Whether reading a newspaper on a tablet, using a cellphone app to check a bus schedule, or sharing wedding pictures on Facebook, society is growing increasingly reliant on digital media as vital forms of communication.
Digital media serve many purposes, allowing us to increase our access to information, broaden our ability to express ourselves, and create community. At the same time digital media can be confusing, chaotic, prone to misinformation and even on occasion dangerous to our pursuit of truth.
The role digital media play in education – and especially in faith-based education — is something Dr. Mary Hess has dedicated a significant portion of her academic career to studying.
“Media are an environment in which we make meaning, “says Dr. Hess, who is the Patrick and Barbara Keenan Visiting Chair in Religious Education at the Faculty of Theology. Therefore, she stresses, media can play a vital role as we ask what it means to seek and to share faith in a secular world.
Incorporating digital media into the classroom encourages teachers to meet students where they are, calling upon what is often one of their preferred methods of learning. And because young people are often more up to date on the latest media than adults are, the resulting classroom dynamic is mutually beneficial, with both teacher and students transformed in the process as they work together.
In the coming winter semester, Dr. Hess will offer a class entitled “Education, Media and Evangelization,” exploring the impact of the intersection of these three components. The course, which runs Mondays from 5-7 p.m, beginning on January 9, will look at the conceptual and communicative dynamics of multiple and changing contexts, and will include exercises in using specific digital media for engaging those contexts effectively.
“This is a class for anybody who finds themselves in a role of leading learning and who cares about the Christian faith,” she says.

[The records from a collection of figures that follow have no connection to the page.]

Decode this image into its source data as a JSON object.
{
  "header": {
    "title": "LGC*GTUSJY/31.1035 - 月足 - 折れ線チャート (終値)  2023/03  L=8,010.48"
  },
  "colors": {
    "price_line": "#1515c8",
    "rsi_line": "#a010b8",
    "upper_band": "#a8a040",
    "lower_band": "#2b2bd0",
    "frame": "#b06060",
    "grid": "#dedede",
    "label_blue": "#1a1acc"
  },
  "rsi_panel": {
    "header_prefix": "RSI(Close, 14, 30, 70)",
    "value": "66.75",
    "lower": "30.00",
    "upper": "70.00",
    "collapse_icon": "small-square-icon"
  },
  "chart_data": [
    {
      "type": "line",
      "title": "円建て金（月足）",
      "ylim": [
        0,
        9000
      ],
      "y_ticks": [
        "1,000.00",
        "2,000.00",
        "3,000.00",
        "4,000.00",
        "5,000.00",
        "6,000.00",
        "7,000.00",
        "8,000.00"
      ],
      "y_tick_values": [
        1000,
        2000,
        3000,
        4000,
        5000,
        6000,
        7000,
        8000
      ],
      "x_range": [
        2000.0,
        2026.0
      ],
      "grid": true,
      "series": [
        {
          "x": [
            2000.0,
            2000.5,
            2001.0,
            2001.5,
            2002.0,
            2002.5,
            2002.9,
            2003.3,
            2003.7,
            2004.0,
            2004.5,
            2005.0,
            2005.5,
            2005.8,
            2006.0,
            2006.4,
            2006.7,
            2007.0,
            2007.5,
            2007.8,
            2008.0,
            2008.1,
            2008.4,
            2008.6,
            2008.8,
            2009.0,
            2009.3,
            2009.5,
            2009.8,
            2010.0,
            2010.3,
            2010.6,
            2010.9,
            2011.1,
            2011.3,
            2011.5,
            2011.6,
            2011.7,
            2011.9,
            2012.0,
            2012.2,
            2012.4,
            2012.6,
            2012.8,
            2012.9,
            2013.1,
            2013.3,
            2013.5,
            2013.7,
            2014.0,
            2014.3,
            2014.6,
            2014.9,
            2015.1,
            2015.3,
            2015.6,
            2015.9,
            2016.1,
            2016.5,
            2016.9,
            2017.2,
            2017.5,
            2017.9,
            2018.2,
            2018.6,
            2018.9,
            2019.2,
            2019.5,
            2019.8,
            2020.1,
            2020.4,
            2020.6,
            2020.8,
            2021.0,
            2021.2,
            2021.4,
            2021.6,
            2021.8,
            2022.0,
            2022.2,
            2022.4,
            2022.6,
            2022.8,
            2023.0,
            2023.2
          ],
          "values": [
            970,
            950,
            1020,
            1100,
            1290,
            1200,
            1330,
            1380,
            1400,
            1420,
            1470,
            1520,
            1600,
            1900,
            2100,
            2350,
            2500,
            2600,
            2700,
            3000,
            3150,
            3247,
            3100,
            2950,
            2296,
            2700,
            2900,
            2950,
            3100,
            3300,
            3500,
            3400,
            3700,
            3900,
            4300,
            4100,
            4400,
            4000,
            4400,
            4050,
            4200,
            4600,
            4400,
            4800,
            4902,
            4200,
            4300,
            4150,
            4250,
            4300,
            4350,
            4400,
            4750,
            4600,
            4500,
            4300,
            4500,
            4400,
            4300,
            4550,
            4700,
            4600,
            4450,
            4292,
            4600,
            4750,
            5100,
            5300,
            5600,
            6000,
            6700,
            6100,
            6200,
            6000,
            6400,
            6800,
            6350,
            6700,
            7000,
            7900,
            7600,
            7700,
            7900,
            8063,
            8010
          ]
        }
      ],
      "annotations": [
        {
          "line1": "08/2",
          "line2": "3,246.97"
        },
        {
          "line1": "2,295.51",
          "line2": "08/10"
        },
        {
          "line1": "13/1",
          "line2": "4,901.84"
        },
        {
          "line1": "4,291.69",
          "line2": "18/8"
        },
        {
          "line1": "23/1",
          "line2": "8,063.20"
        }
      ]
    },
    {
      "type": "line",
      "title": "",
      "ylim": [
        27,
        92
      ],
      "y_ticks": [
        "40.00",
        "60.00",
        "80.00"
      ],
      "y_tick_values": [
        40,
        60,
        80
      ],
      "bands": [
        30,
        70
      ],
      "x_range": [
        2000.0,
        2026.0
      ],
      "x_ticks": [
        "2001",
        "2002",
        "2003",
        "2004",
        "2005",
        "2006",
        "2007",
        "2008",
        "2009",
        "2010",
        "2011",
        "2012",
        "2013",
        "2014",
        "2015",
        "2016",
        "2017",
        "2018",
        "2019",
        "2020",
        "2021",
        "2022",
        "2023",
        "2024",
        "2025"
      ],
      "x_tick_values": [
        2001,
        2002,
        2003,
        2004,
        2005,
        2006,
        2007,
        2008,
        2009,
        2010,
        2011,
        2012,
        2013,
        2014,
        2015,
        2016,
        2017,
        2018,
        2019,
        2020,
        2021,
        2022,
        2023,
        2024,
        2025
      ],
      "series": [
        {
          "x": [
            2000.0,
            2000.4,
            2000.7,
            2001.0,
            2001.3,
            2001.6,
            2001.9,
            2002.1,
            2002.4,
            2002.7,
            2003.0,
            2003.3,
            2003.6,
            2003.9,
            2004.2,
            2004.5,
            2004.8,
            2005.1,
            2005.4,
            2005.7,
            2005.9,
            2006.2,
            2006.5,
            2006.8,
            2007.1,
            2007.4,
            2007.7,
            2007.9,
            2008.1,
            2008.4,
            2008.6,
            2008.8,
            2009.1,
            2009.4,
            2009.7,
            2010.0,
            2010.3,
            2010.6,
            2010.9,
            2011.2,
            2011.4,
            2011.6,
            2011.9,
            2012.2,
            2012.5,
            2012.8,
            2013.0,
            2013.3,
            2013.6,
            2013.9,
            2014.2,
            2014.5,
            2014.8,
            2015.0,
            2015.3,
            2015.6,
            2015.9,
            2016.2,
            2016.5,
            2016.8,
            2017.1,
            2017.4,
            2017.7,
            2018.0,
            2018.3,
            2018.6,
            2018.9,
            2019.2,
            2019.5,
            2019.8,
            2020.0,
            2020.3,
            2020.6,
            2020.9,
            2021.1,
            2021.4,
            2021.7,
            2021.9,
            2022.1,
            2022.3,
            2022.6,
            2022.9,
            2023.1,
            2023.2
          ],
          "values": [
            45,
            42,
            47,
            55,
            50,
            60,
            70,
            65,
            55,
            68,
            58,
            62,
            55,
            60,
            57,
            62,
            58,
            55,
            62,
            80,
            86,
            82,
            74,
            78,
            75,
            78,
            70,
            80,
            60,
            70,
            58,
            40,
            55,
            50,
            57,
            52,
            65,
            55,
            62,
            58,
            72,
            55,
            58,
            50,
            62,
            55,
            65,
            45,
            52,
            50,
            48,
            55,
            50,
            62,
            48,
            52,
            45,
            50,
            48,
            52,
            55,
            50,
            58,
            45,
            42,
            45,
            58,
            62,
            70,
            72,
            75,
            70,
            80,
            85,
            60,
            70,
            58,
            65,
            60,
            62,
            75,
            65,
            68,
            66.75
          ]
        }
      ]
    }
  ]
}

Because Dr. Hess is a visiting scholar who will only be with the Faculty for this academic year, auditors are strongly encouraged to register and take advantage of this opportunity. The Faculty is also willing to offer this class as a stand-alone course, with the option to enroll in a degree program at a later date.
Along with the winter semester course, Dr. Hess is also offering a free two-part workshop called Digital Storytelling as Faith Formation, ideal for teachers, catechists, parents and anyone who wants to find ways to express their faith lives and are interested in preparing for the Lenten season.
“Stories matter as a way of understanding ourselves,” she says, adding that digital media allow us to share our stories, helping to engage with community and deepen our faith in the process.
“Media allow us to express human experience,” she says, “And if we believe we are created in God’s image we should be encouraged to share our experiences. What draws us into movies and music can be experientially transcendent, allowing us to see God in all things.”
The workshop sessions take place January 24, 2017 and February 7, 2017 in Charbonnel Lounge, and build upon each other. Each session runs from 5-7 p.m. Participants are asked to bring three pictures. One should call to mind a moment of forgiveness; one should be an image which expresses vulnerability, and one should be a picture which evokes joy. (Digital photos are preferred, on a phone, tablet or laptop.) To register, please click here.
Dr. Hess is also offering a free public lecture on March 28, 2017 at 7 p.m. in Fr. Madden Hall. The lecture title is Create, Share, Believe: Storying Faith in a Post-Church World.